Add waste allowance and round up
Multiply your raw tonnage by 1.05 to 1.10 (5–10% waste allowance) to account for compaction variation, edge cuts, spillage, and irregular areas. Then round up to the nearest half-ton. Ordering exactly the minimum calculated quantity almost always results in running short.
Three worked examples
The same formula applied to three different projects, with every intermediate step shown.
18 ft × 36 ft, 2.5 in thick, standard 145 lb/ft³ hot mix, 7% waste
- Area: 18 × 36 = 648 ft²
- Thickness: 2.5 ÷ 12 = 0.2083 ft
- Volume: 648 × 0.2083 = 135 ft³
- Weight: 135 × 145 = 19,575 lb
- Tons: 19,575 ÷ 2,000 = 9.8 tons
- +7% waste: 9.8 × 1.07 = 10.5 tons
60 ft × 120 ft, 3 in thick, standard 145 lb/ft³, 8% waste
- Area: 60 × 120 = 7,200 ft²
- Thickness: 3 ÷ 12 = 0.25 ft
- Volume: 7,200 × 0.25 = 1,800 ft³
- Weight: 1,800 × 145 = 261,000 lb
- Tons: 261,000 ÷ 2,000 = 130.5 tons
- +8% waste: 130.5 × 1.08 = 140.9 tons
6 ft × 50 ft, 2 in thick, porous mix at 125 lb/ft³, 5% waste
- Area: 6 × 50 = 300 ft²
- Thickness: 2 ÷ 12 = 0.1667 ft
- Volume: 300 × 0.1667 = 50 ft³
- Weight: 50 × 125 = 6,250 lb
- Tons: 6,250 ÷ 2,000 = 3.1 tons
- +5% waste: 3.1 × 1.05 = 3.3 tons
Don't want to do this manually? The tonnage calculator runs the same formula — plus truckload counts — instantly.

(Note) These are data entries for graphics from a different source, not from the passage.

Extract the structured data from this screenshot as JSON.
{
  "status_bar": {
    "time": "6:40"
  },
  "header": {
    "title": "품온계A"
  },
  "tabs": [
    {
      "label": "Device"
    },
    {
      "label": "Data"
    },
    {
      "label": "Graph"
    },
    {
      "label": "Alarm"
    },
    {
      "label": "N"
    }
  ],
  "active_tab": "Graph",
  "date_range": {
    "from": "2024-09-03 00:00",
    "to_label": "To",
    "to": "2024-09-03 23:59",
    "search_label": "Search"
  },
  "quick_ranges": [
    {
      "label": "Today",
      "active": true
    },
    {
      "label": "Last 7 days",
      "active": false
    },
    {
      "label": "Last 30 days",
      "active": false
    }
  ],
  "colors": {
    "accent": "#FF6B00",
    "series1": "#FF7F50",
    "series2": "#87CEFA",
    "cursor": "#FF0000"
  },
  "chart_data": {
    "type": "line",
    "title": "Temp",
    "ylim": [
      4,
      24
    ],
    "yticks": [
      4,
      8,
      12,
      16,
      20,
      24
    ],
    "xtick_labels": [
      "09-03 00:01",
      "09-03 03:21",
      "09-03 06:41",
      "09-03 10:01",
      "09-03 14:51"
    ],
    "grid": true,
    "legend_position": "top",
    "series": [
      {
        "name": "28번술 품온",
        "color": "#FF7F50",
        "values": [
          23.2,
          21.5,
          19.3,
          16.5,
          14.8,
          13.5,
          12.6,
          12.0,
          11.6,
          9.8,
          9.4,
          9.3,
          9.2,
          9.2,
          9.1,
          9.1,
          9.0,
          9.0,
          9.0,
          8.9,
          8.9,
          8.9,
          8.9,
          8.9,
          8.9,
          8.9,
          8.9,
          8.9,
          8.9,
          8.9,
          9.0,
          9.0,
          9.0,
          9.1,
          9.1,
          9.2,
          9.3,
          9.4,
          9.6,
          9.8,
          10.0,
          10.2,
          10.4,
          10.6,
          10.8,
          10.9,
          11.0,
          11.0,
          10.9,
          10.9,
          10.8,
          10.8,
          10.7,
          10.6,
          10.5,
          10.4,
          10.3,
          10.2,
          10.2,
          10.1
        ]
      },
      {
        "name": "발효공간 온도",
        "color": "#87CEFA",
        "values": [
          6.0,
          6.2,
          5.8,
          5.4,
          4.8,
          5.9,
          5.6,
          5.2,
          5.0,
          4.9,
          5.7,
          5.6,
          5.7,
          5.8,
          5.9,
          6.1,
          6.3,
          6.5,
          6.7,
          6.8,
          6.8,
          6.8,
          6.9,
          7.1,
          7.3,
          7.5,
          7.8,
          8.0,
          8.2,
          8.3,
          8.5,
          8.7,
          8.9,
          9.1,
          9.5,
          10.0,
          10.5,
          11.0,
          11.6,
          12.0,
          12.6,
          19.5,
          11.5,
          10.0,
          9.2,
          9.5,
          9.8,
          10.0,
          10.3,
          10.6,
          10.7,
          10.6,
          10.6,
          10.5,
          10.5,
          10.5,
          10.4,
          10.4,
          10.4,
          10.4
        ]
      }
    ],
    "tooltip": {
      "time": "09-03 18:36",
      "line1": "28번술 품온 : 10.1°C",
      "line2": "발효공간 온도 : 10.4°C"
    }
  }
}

Frequently asked questions
Tons = Length (ft) × Width (ft) × Thickness (in) ÷ 12 × Density (lb/ft³) ÷ 2,000. Then add a 5–10% waste allowance before ordering. For standard 145 lb/ft³ hot mix at 2.5 inches, the simplified version is: Area (ft²) × 0.0151 = tons (before waste).